I’ve been thinking a lot recently about how we curate our identities with brands. Menswear is a particularly interesting area of branding because so many men want to entirely avoid the issue of dressing, yet it conveys so much to others and to ourselves. The worst challenge for most modern men is Causal Fridays. As my dear friend Brian Richards says, men are left in limbo on Fridays, unsure of how to dress when deprived of both their jeans and their suit. Although personally, I’ve found that a smart velvet sports coat can cover a multitude of sins.
There is a lot that we can learn from the designers and entrepreneurs who have managed to capture the zeitgeist of menswear while strongly conveying their own take on what is means to be a man. To build a menswear business requires an interesting blend of confidence and inquisitiveness.
Murray Crane has built several successful menswear brands and the Crane Brothers business that bears his name is going from strength to strength. I caught up with Murray for a coffee in London during one of his research and buying trips to Milan, Paris, London and New York.
The New New Zealand Man
Somewhere hidden in the Crane Brothers story is a trace of a new New Zealand man. Beyond boat shoes, polo shirts and pacifica prints. It’s subtle and evolving, but it’s definitely there.

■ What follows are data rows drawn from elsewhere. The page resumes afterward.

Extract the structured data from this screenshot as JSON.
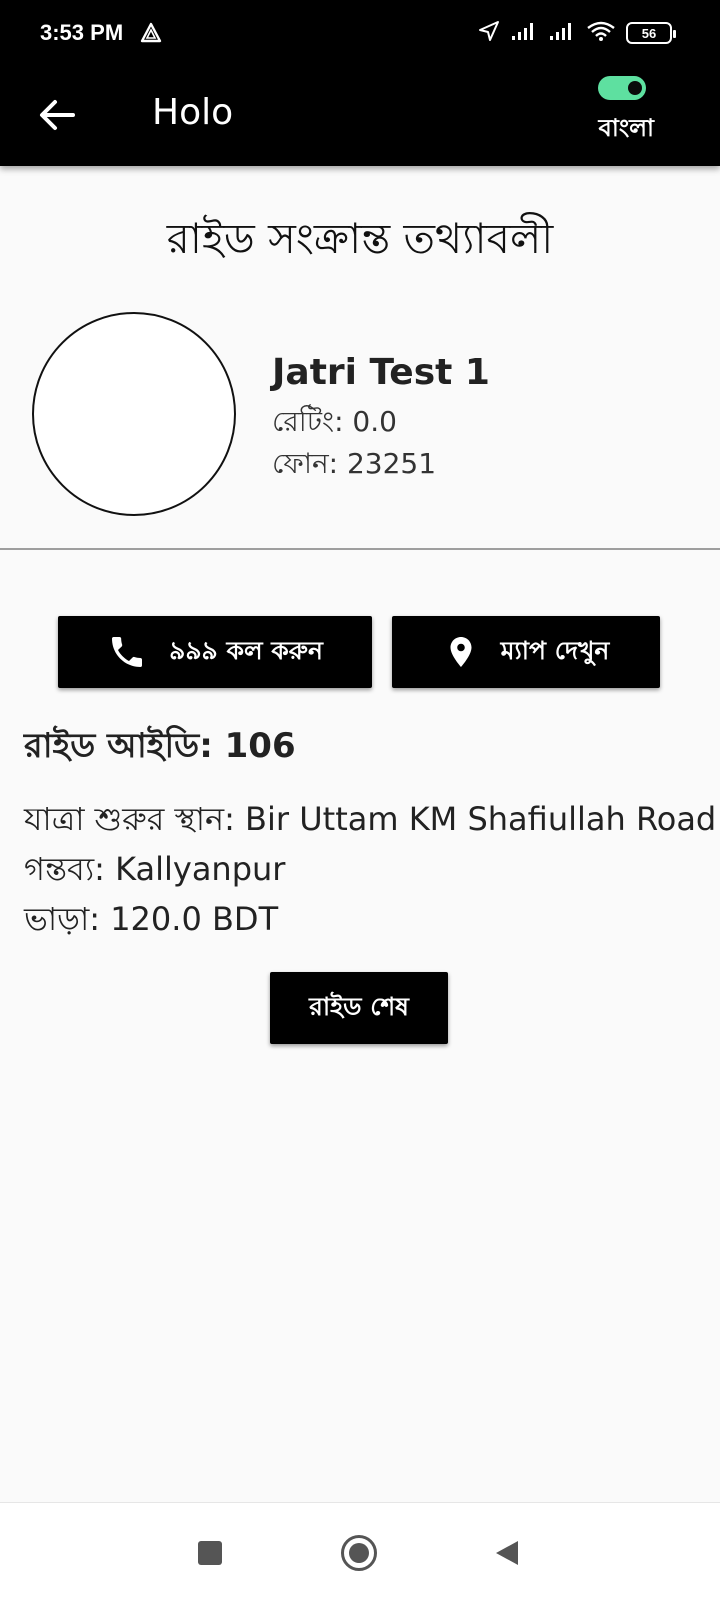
{
  "status_bar": {
    "time": "3:53 PM",
    "battery": "56",
    "icons": [
      "alert-triangle-icon",
      "location-arrow-icon",
      "signal-icon",
      "signal-icon",
      "wifi-icon",
      "battery-icon"
    ]
  },
  "app_bar": {
    "title": "Holo",
    "language_label": "বাংলা",
    "language_toggle_on": true,
    "toggle_color": "#5ee0a0"
  },
  "page": {
    "heading": "রাইড সংক্রান্ত তথ্যাবলী"
  },
  "driver": {
    "name": "Jatri Test 1",
    "rating": "রেটিং: 0.0",
    "phone": "ফোন: 23251"
  },
  "actions": {
    "call_label": "৯৯৯ কল করুন",
    "map_label": "ম্যাপ দেখুন",
    "end_label": "রাইড শেষ"
  },
  "ride": {
    "id_line": "রাইড আইডি: 106",
    "start_line": "যাত্রা শুরুর স্থান: Bir Uttam KM Shafiullah Road",
    "destination_line": "গন্তব্য: Kallyanpur",
    "fare_line": "ভাড়া: 120.0 BDT"
  },
  "nav_bar": {
    "icons": [
      "recents-square-icon",
      "home-circle-icon",
      "back-triangle-icon"
    ]
  }
}
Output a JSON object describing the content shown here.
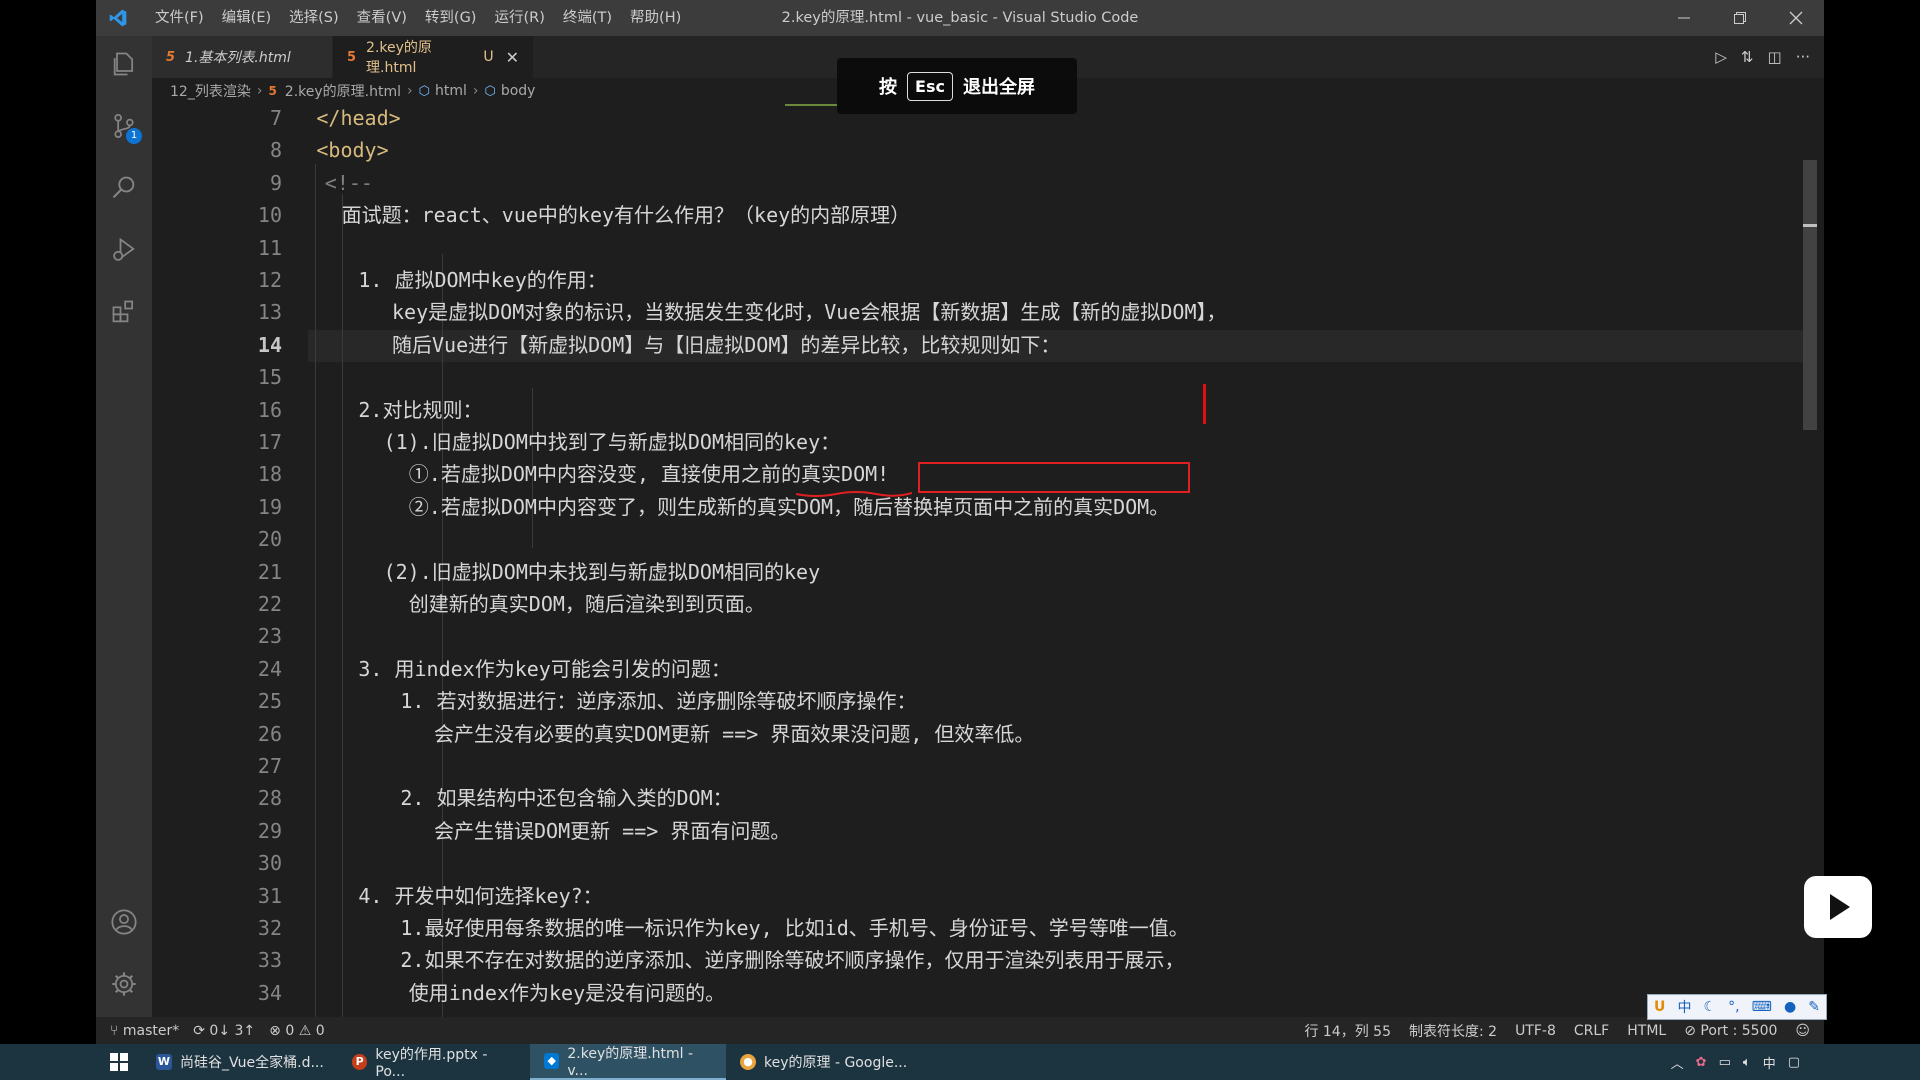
{
  "titlebar": {
    "menu": [
      "文件(F)",
      "编辑(E)",
      "选择(S)",
      "查看(V)",
      "转到(G)",
      "运行(R)",
      "终端(T)",
      "帮助(H)"
    ],
    "title": "2.key的原理.html - vue_basic - Visual Studio Code"
  },
  "activity": {
    "icons": [
      "explorer-icon",
      "source-control-icon",
      "search-icon",
      "run-debug-icon",
      "extensions-icon",
      "account-icon",
      "settings-gear-icon"
    ],
    "scm_badge": "1"
  },
  "tabs": [
    {
      "label": "1.基本列表.html",
      "icon": "html5-icon"
    },
    {
      "label": "2.key的原理.html",
      "icon": "html5-icon",
      "modified": "U",
      "active": true
    }
  ],
  "breadcrumb": [
    "12_列表渲染",
    "2.key的原理.html",
    "html",
    "body"
  ],
  "overlay": {
    "pre": "按",
    "key": "Esc",
    "post": "退出全屏"
  },
  "code": {
    "lines": [
      {
        "n": "7",
        "text": "</head>"
      },
      {
        "n": "8",
        "text": "<body>"
      },
      {
        "n": "9",
        "text": "<!--"
      },
      {
        "n": "10",
        "text": "面试题：react、vue中的key有什么作用？（key的内部原理）"
      },
      {
        "n": "11",
        "text": ""
      },
      {
        "n": "12",
        "text": "1. 虚拟DOM中key的作用："
      },
      {
        "n": "13",
        "text": "key是虚拟DOM对象的标识，当数据发生变化时，Vue会根据【新数据】生成【新的虚拟DOM】，"
      },
      {
        "n": "14",
        "text": "随后Vue进行【新虚拟DOM】与【旧虚拟DOM】的差异比较，比较规则如下："
      },
      {
        "n": "15",
        "text": ""
      },
      {
        "n": "16",
        "text": "2.对比规则："
      },
      {
        "n": "17",
        "text": "(1).旧虚拟DOM中找到了与新虚拟DOM相同的key："
      },
      {
        "n": "18",
        "text": "①.若虚拟DOM中内容没变, 直接使用之前的真实DOM!"
      },
      {
        "n": "19",
        "text": "②.若虚拟DOM中内容变了，则生成新的真实DOM，随后替换掉页面中之前的真实DOM。"
      },
      {
        "n": "20",
        "text": ""
      },
      {
        "n": "21",
        "text": "(2).旧虚拟DOM中未找到与新虚拟DOM相同的key"
      },
      {
        "n": "22",
        "text": "创建新的真实DOM，随后渲染到到页面。"
      },
      {
        "n": "23",
        "text": ""
      },
      {
        "n": "24",
        "text": "3. 用index作为key可能会引发的问题："
      },
      {
        "n": "25",
        "text": "1. 若对数据进行：逆序添加、逆序删除等破坏顺序操作："
      },
      {
        "n": "26",
        "text": "会产生没有必要的真实DOM更新 ==> 界面效果没问题, 但效率低。"
      },
      {
        "n": "27",
        "text": ""
      },
      {
        "n": "28",
        "text": "2. 如果结构中还包含输入类的DOM："
      },
      {
        "n": "29",
        "text": "会产生错误DOM更新 ==> 界面有问题。"
      },
      {
        "n": "30",
        "text": ""
      },
      {
        "n": "31",
        "text": "4. 开发中如何选择key?："
      },
      {
        "n": "32",
        "text": "1.最好使用每条数据的唯一标识作为key, 比如id、手机号、身份证号、学号等唯一值。"
      },
      {
        "n": "33",
        "text": "2.如果不存在对数据的逆序添加、逆序删除等破坏顺序操作，仅用于渲染列表用于展示，"
      },
      {
        "n": "34",
        "text": "使用index作为key是没有问题的。"
      }
    ],
    "active_line": "14"
  },
  "status": {
    "branch": "master*",
    "sync": "0↓ 3↑",
    "errors": "0",
    "warnings": "0",
    "position": "行 14，列 55",
    "tab_size": "制表符长度: 2",
    "encoding": "UTF-8",
    "eol": "CRLF",
    "language": "HTML",
    "port": "Port : 5500"
  },
  "ime": [
    "中",
    "°,"
  ],
  "taskbar": {
    "items": [
      {
        "label": "尚硅谷_Vue全家桶.d...",
        "icon": "W",
        "color": "#2b579a"
      },
      {
        "label": "key的作用.pptx - Po...",
        "icon": "P",
        "color": "#c43e1c"
      },
      {
        "label": "2.key的原理.html - v...",
        "icon": "vscode-icon",
        "color": "#0078d4",
        "active": true
      },
      {
        "label": "key的原理 - Google...",
        "icon": "chrome-icon",
        "color": "#e8a33d"
      }
    ],
    "tray_ime": "中"
  }
}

Living in London has prompted me to start seeking out the essence of this new modern man. Luckily, Murray has an idea what might make New Zealand men so unique.
Because he travels so much, Murray has spotted that if you live in Paris, New York or London then the latest trends are all around you, all the time, so you become indifferent to them. You stop looking for new ideas, new experiences and new stories. You close down.
We have no such luxury in New Zealand, so we stay hungry. Murray confessed that (even though he started out as a technology cynic) his lust for information has drawn him to all the latest gadgets from a Macbook Air to an iPhone. With over a hundred blog subscriptions on his Google Reader and airfreight subscriptions to the latest magazines, Murray has a true lust for information.
GQ, New York Times and Hugo Boss stylist (and Creative Director of Little Brother), Isaac Hindin Miller is a Kiwi now based in New York. Isaac is typical of the New Zealand lust for information. His blog is fuelled by wonder at the world and an eye for trends that can only come from having to hunt them out.
I’m increasingly convinced that this hunger is exactly what makes New Zealand entrepreneurs so successful. In my street photography, I’ve found that the photographers that I admire the most are often aliens to the cities they photograph. This gives them the eye for the miracle in the mundane. What Tim Brown from Ideo calls a beginner’s mind. The globally successful brands that New Zealand has built have a sense of freshness, wonder and newness that the tired and weary world finds appealing. Across industrial machinery, healthcare software, fashion or architecture I’ve found that the world is surprisingly hungry for a New Zealand take on things.
Tyler Brule from Monocle Magazine recently wrote in the Financial Times about his trip to New Zealand. Brule commented on the natural beauty, but was really taken by the modern and fresh approach to design. This freshness is because New Zealanders are information omnivores.
If there is a new New Zealand man, then he is open, aware and un-wearily worldly. He is happily connected through travel, friendships and reading to the rest of the world.
If the new New Zealand man is about openness, then the Murray Crane Man is about holding yourself to high standards in everything. Murray’s help wanted ads are notorious because they describe the high standards that he hold himself and those around him to.
The Crane Brothers suits are meticulously finished and they are coveted by those who care about details. The stores, the website and the staff all need to conform to a pedantic but beautiful standard of care.
Oscar Wilde might have found the Crane Brothers suits a little dark, but the fundamental idea of quality in the details would have attracted him. Like Wilde, Murray seems to find modern life a little too scruffy in dress, thinking and behaviour. From grammar to manners, Murray has spotted that we may have lost something at the core of civilisation.
In Zen and the Art of Motorcycle Maintenance, the protagonist is searching for a larger concept of perfection that he loosely calls quality. Through mechanics he is looking for the small slice of perfection that we can create when we do something carefully. Murray brings this search for perfection to everything he does, from the cut of a suit to the pen you write with or the laptop you carry.
In a time when being called pedantic is one of the ultimate insults, Murray reminded me that caring about the details isn’t a crime. It’s a calling.